Kann ich immer „das Wasser halten“, wenn ich huste? Schaffe ich es noch rechtzeitig zur Toilette? Soll ich mich wirklich zu dem Busausflug anmelden? Das sind Fragen, die das Leben der Patienten bestimmen. Mehr als 60 % der Menschen über 60 Jahren leiden an einer Blasenschwäche. Jetzt sind zwei neue Verfahren verfügbar, die eine Behandlung – vor allem im Bereich der Stressinkontinenz – noch erfolgreicher machen:
Vibrationstraining stärkt den Beckenboden
Eine Harninkontinenz kann z. B. durch eine Schwäche des Schließmuskels und bei Frauen durch eine Gebärmuttersenkung bedingt sein. Man spricht dann von einer „Stress- oder Belastungsinkontinenz“. Dagegen liegt einer „Dranginkontinenz“ eine überaktive Blasenmuskulatur zugrunde (Reizblase). Eine sehr erfolgreiche Methode gegen Stressinkontinenz ist das Beckenbodentraining. An der Universität Göttingen haben Mediziner diese gymnastischen Übungen durch ein so genanntes Vibrationstraining ergänzt. Dabei stehen die Patienten auf einer Art Wippe, die von einem Motor angetrieben wird. Sie hebt und senkt sich sehr schnell, aber lediglich um einige Millimeter. Die Patienten spüren das als eine leichte Vibration.
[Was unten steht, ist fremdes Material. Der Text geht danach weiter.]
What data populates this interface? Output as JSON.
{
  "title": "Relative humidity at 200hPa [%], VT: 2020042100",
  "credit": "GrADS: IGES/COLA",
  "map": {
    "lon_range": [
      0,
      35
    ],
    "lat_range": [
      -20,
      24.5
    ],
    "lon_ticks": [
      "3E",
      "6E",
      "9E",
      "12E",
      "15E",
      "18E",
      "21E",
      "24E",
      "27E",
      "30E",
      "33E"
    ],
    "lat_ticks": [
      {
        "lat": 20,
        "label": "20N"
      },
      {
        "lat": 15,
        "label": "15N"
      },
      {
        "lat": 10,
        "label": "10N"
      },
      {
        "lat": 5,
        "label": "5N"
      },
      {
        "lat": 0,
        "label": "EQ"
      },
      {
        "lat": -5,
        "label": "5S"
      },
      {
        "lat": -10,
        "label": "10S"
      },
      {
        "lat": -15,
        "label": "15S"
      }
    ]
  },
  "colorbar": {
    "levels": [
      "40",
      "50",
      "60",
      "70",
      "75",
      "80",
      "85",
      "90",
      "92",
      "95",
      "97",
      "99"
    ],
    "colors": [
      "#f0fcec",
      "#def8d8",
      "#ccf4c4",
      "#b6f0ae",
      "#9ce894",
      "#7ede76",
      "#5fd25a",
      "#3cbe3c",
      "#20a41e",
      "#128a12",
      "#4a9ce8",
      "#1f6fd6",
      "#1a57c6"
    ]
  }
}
Die Muskulatur reagiert dabei unwillkürlich und versucht, diese Bewegung auszugleichen. Pro Minute kommt es dabei im Bereich des Beckenbodens zu fast 1.800 Muskelkontraktionen. Regelmäßig angewandt, ist das ein perfektes Training für Ihre Beckenbodenmuskeln.
In Göttingen wurden im Jahr 2003 im Rahmen einer Studie 90 Frauen, die an Stressinkontinenz litten, mit der Kombination aus Vibrations- und Beckenbodentraining behandelt (12 Wochen lang; jeweils 2-mal wöchentlich). Zuerst standen sie 8 Minuten auf der Vibrationsplatte, dann wurde 30 Minuten lang ein herkömmliches Beckenbodentraining durchgeführt. 4 von 5 Patientinnen konnten so vollkommen geheilt werden. Beim herkömmlichen Training liegt diese Rate lediglich bei 2 von 5. Bei Schwangerschaft, frischen Thrombosen, Sehnenerkrankungen sowie Herzschwäche, koronare Herzkrankheit und Angina pectoris dürfen Sie das Gerät nicht anwenden
Gel-Injektionen: Ein ambulanter Eingriff verengt die Harnröhre
Einen ganz anderen Ansatz zur Heilung der Harninkontinenz bietet das so genannte Zuidex®-System. Dabei werden in einer ambulanten Operation feine Injektionsnadeln durch den Harnleiter vorgeschoben. Dann wird an vier ringförmig angeordneten Punkten ein Gel in die Wand der Harnröhre injiziert. So wird die Harnröhre von einer kleinen ringförmigen Wulst verengt, und der Harn kann z. B. beim Niesen oder beim Sport besser zurückgehalten werden. Der Eingriff wird unter örtlicher Betäubung vorgenommen und dauert lediglich 15 Minuten. Die Krankenkassen sind nicht verpflichtet, die Kosten zu tragen. Daher müssen Sie diese Frage vorher mit Ihrem Kassensachbearbeiter klären. Die Erfolgsrate liegt mit dieser Methode zwischen 70 und 80 %. Nachteil der Methode: Das Implantat muss nach etwa 4 Jahren erneuert werden. Seltene Nebenwirkungen sind kurzfristige Schmerzen beim Wasserlassen und Schwellungen im Genitalbereich.